After these incidents another co-worker took her into the men's bathroom, pinned her against a wall, exposed himself and tried to have sex with her.

Harrell was among several protest organizers who filed complaints with the U.S. Equal Employment Opportunity Commission in May, alleging pervasive harassment at some of McDonald's franchise restaurants.

In Harrell's May complaint filed against McDonald's operator Jamjomar Louisiana, she said she felt "helpless" after supervisors ignored her complaints about an employee touching her constantly without her consent.

Employees shouldn't have to "choose between a paycheck and enduring abuse", said Fatima Goss Graves, president and CEO of the National Women's Law Center, which administers the TIME'S UP Legal Defense Fund.

The strike is related to the Fight For $15 movement, in which workers are calling for a better minimum wage.
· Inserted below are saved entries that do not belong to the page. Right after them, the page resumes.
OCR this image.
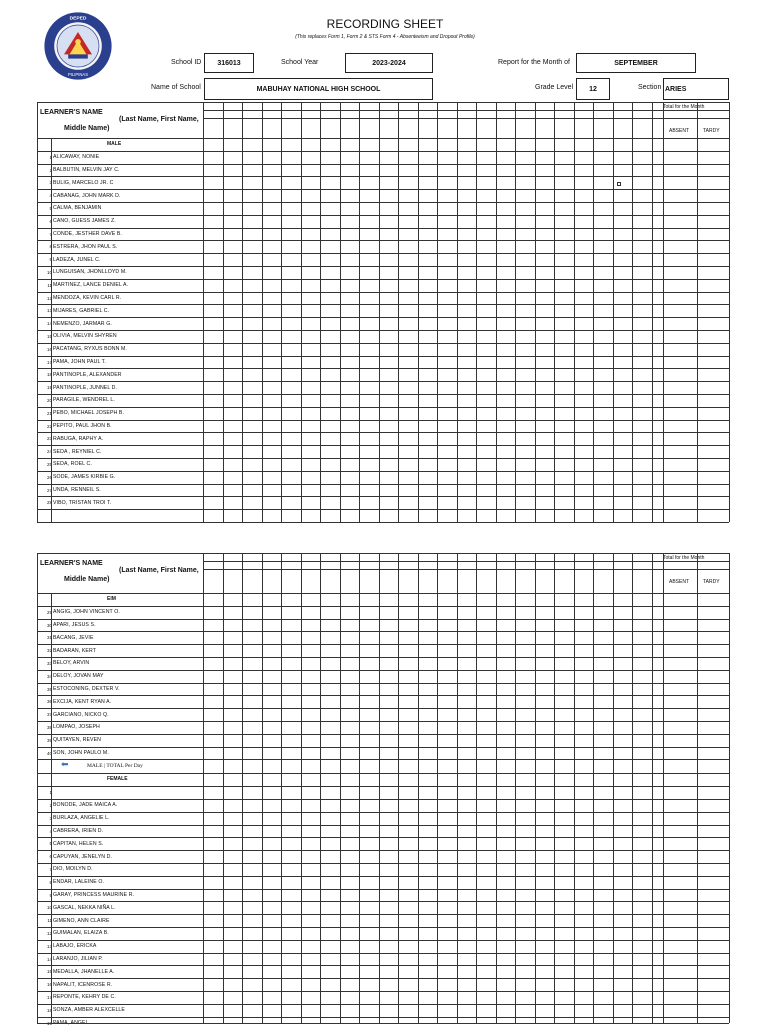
DEPED
PILIPINAS
RECORDING SHEET
(This replaces Form 1, Form 2 & STS Form 4 - Absenteeism and Dropout Profile)
School ID	316013	School Year	2023-2024	Report for the Month of	SEPTEMBER
Name of School	MABUHAY NATIONAL HIGH SCHOOL	Grade Level	12	Section ARIES
LEARNER'S NAME
(Last Name, First Name,
Middle Name)
Total for the Month
ABSENT	TARDY
MALE
1 ALICAWAY, NONIE
2 BALBUTIN, MELVIN JAY C.
3 BULIG, MARCELO JR. C
4 CABANAG, JOHN MARK D.
5 CALMA, BENJAMIN
6 CANO, GUESS JAMES Z.
7 CONDE, JESTHER DAVE B.
8 ESTRERA, JHON PAUL S.
9 LADEZA, JUNEL C.
10 LUNGUISAN, JHONLLOYD M.
11 MARTINEZ, LANCE DENIEL A.
12 MENDOZA, KEVIN CARL R.
13 MIJARES, GABRIEL C.
14 NEMENZO, JARMAR G.
15 OLIVIA, MELVIN SHYREN
16 PACATANG, RYXUS BONN M.
17 PAMA, JOHN PAUL T.
18 PANTINOPLE, ALEXANDER
19 PANTINOPLE, JUNNEL D.
20 PARAGILE, WENDREL L.
21 PEBO, MICHAEL JOSEPH B.
22 PEPITO, PAUL JHON B.
23 RABUGA, RAPHY A.
24 SEDA , REYNIEL C.
25 SEDA, ROEL C.
26 SODE, JAMES KIRBIE G.
27 UNDA, RENNEIL S.
28 VIBO, TRISTAN TROI T.
LEARNER'S NAME
(Last Name, First Name,
Middle Name)
Total for the Month
ABSENT	TARDY
EIM
29 ANGIG, JOHN VINCENT O.
30 APARI, JESUS S.
31 BACANG, JEVIE
32 BADARAN, KERT
33 BELOY, ARVIN
34 DELOY, JOVAN MAY
35 ESTOCONING, DEXTER V.
36 EXCIJA, KENT RYAN A.
37 GARCIANO, NICKO Q.
38 LOMPAO, JOSEPH
39 QUITAYEN, REVEN
40 SON, JOHN PAULO M.
⬅	MALE | TOTAL Per Day
FEMALE
1
2 BONODE, JADE MAICA A.
3 BURLAZA, ANGELIE L.
4 CABRERA, IRIEN D.
5 CAPITAN, HELEN S.
6 CAPUYAN, JENELYN D.
7 DIO, MOILYN D.
8 ENDAR, LALEINE O.
9 GARAY, PRINCESS MAURINE R.
10 GASCAL, NEKKA NIÑA L.
11 GIMENO, ANN CLAIRE
12 GUIMALAN, ELAIZA B.
13 LABAJO, ERICKA
14 LARANJO, JILIAN P.
15 MEDALLA, JHANELLE A.
16 NAPALIT, ICENROSE R.
17 REPONTE, KEHRY DE C.
18 SONZA, AMBER ALEXCELLE
19 PAMA, ANGEL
Harrell says she is still dealing with the impact of her experience at McDonald's. She said all the women she knows in fast food have examples or know of people who have been affected.
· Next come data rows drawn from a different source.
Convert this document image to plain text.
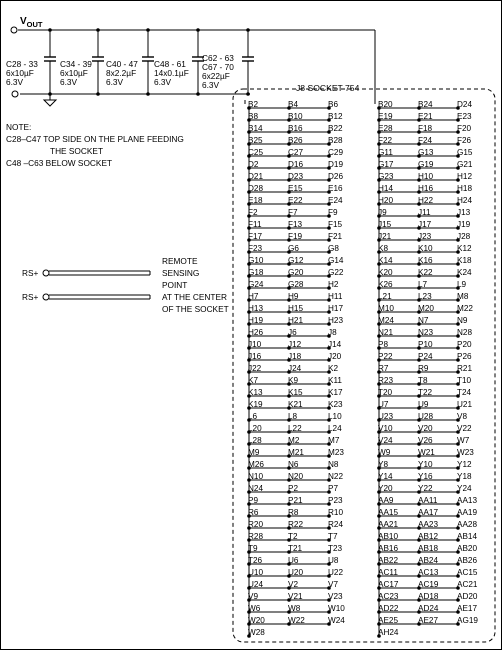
$V_{OUT}$
C28 - 33
6x10µF
6.3V
C34 - 39
6x10µF
6.3V
C40 - 47
8x2.2µF
6.3V
C48 - 61
14x0.1µF
6.3V
C62 - 63
C67 - 70
6x22µF
6.3V
NOTE:
C28–C47 TOP SIDE ON THE PLANE FEEDING
THE SOCKET
C48 –C63 BELOW SOCKET
J8 SOCKET 754
RS+
RS+
REMOTE
SENSING
POINT
AT THE CENTER
OF THE SOCKET
B2	B4	B6
B8	B10	B12
B14	B16	B22
B25	B26	B28
C25	C27	C29
D2	D16	D19
D21	D23	D26
D28	E15	E16
E18	E22	E24
F2	F7	F9
F11	F13	F15
F17	F19	F21
F23	G6	G8
G10	G12	G14
G18	G20	G22
G24	G28	H2
H7	H9	H11
H13	H15	H17
H19	H21	H23
H26	J6	J8
J10	J12	J14
J16	J18	J20
J22	J24	K2
K7	K9	K11
K13	K15	K17
K19	K21	K23
L6	L8	L10
L20	L22	L24
L28	M2	M7
M9	M21	M23
M26	N6	N8
N10	N20	N22
N24	P2	P7
P9	P21	P23
R6	R8	R10
R20	R22	R24
R28	T2	T7
T9	T21	T23
T26	U6	U8
U10	U20	U22
U24	V2	V7
V9	V21	V23
W6	W8	W10
W20	W22	W24
W28
B20	B24	D24
E19	E21	E23
E28	F18	F20
F22	F24	F26
G11	G13	G15
G17	G19	G21
G23	H10	H12
H14	H16	H18
H20	H22	H24
J9	J11	J13
J15	J17	J19
J21	J23	J28
K8	K10	K12
K14	K16	K18
K20	K22	K24
K26	L7	L9
L21	L23	M8
M10	M20	M22
M24	N7	N9
N21	N23	N28
P8	P10	P20
P22	P24	P26
R7	R9	R21
R23	T8	T10
T20	T22	T24
U7	U9	U21
U23	U28	V8
V10	V20	V22
V24	V26	W7
W9	W21	W23
Y8	Y10	Y12
Y14	Y16	Y18
Y20	Y22	Y24
AA9	AA11 AA13
AA15 AA17 AA19
AA21 AA23 AA28
AB10 AB12 AB14
AB16 AB18 AB20
AB22 AB24 AB26
AC11 AC13 AC15
AC17 AC19 AC21
AC23 AD18 AD20
AD22 AD24 AE17
AE25 AE27 AG19
AH24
"We are committed to cultivating a work environment that is reflective of our values, and we will not tolerate mistreatment of anyone", Lonardo said. "We will continue - as we always have - to look at ways to do even more to ensure that McDonald's values are reflected in every restaurant, every day". "We are uniquely equipped to both continuously improve our workplace and forge ahead in fulfilling our mission to empower workers to improve their own lives and workplaces".